South American prosperity came abruptly to an end in 1909 when a German

chemist, named Fritz Haber, synthesized ammonia, which contained nitrogen that

could be processed into nitrates. This was transposed into the Haber-Bosch process

by the German firm BASF on an industrial basis, thus replacing the need of all

existing natural sources of nitrates. The use of synthetic nitrates for the production

of explosives resulted in millions of dead and wounded in two world wars, whilst

the production of synthesised fertilizers has led to greatest population explosion in

human history.

‘There was a time when even water had to be imported into the city itself—it

used to be said that they drank champagne because water was too expensive!’ One

could be excused for thinking those words had come from the mouth of an expat

speaking in one of the Gulf kingdoms, where the cost of fresh water and the energy

to produce it reached extravagant proportions. So much so that Saudi Arabia,

which, according to the Arab League, imported nearly almost half of its food,

decided to give priority to water security over food security.

It was predicted that Saudi Arabia would cease to be an oil exporter by 2030;

sombre reading for those who imagine after-oil was some very distant premise.

Saudis consumed a quarter of a ton of water per day each, a need that was growing

at a rate of nearly ten percent annually, with most of the precious liquid produced

in high energy consuming desalination plants. Saudi Arabia consumed more oil per

capita than the US, as well as its total gas production, which has prompted its

government to invest heavily in nuclear power.

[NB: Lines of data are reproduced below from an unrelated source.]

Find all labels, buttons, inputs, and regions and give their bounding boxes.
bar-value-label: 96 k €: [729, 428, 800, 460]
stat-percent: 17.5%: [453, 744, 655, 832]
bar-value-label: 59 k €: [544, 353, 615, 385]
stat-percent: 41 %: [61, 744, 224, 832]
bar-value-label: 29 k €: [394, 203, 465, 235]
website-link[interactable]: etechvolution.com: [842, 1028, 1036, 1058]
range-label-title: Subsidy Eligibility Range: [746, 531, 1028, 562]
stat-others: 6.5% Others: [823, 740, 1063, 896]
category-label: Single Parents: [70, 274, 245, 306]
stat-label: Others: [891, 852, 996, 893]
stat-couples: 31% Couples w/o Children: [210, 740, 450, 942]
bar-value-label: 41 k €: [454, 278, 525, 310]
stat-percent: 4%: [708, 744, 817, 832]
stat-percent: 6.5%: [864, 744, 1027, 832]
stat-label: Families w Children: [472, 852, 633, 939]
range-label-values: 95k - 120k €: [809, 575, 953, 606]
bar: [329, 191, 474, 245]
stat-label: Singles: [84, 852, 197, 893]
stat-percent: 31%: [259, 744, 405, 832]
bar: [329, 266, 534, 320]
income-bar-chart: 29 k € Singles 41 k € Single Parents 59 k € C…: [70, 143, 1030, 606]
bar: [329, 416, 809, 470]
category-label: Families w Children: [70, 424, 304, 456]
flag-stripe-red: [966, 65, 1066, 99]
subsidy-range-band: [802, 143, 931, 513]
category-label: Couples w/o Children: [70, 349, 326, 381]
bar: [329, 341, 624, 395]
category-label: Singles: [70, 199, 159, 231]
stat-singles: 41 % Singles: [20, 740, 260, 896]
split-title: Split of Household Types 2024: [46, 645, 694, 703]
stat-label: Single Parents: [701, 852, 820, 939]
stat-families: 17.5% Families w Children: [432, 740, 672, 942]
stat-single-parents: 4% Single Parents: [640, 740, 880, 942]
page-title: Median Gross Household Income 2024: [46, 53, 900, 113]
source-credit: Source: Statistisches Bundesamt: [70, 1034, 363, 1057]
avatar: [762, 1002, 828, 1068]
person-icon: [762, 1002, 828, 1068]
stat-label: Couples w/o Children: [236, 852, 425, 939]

The population growth of the desertic Gulf regions had increased at a phenomenal

rate and showed no signs of letting up. In 1950, the population of Saudi Arabia

stood at three million and would reach thirty million by 2015. Without pandering

to the visions of catastrophiles and disaster mongers, it would require a miracle of

some kind to defuse the population time bomb ticking away under Arabia’s

unforgiving sun, even if its energy starved customers found succour in shale gas as

an alternative source for their energy needs.